The same 2012 study indicated that in 2008, the estimated abortion percentage of known pregnancies was at 21pc worldwide, with 26 pc in developed countries and 20 pc in developing countries.
On average, the incidence of abortion is similar in countries with restrictive abortion laws and those with more liberal access to abortion.
However, restrictive abortion laws are associated with increases in the percentage of abortions performed unsafely. The unsafe abortion rate in developing countries is partly attributable to lack of access to modern contraceptives; according to the Guttmacher Institute, providing access to contraceptives would result in about 14.5 million fewer unsafe abortions and 38,000 fewer deaths from unsafe abortion annually worldwide.

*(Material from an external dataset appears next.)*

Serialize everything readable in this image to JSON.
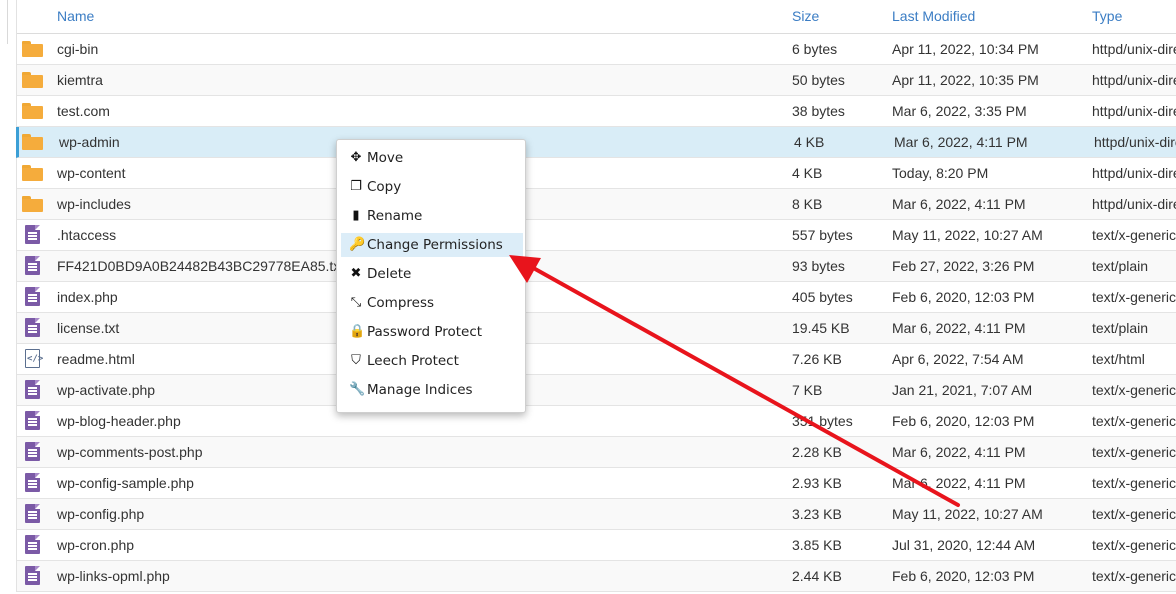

The rate of legal, induced abortion varies extensively worldwide. According to the report of employees of Guttmacher Institute it ranged from 7 per 1000 women (Germany and Switzerland) to 30 per 1000 women (Estonia) in countries with complete statistics in 2008.
The proportion of pregnancies that ended in induced abortion ranged from about 10 pc (Israel, the Netherlands and Switzerland) to 30 pc (Estonia) in the same group, though it might be as high as 36% in Hungary and Romania, whose statistics were deemed incomplete.
The abortion rate may also be expressed as the average number of abortions a woman has during her reproductive years; this is referred to as total abortion rate (TAR).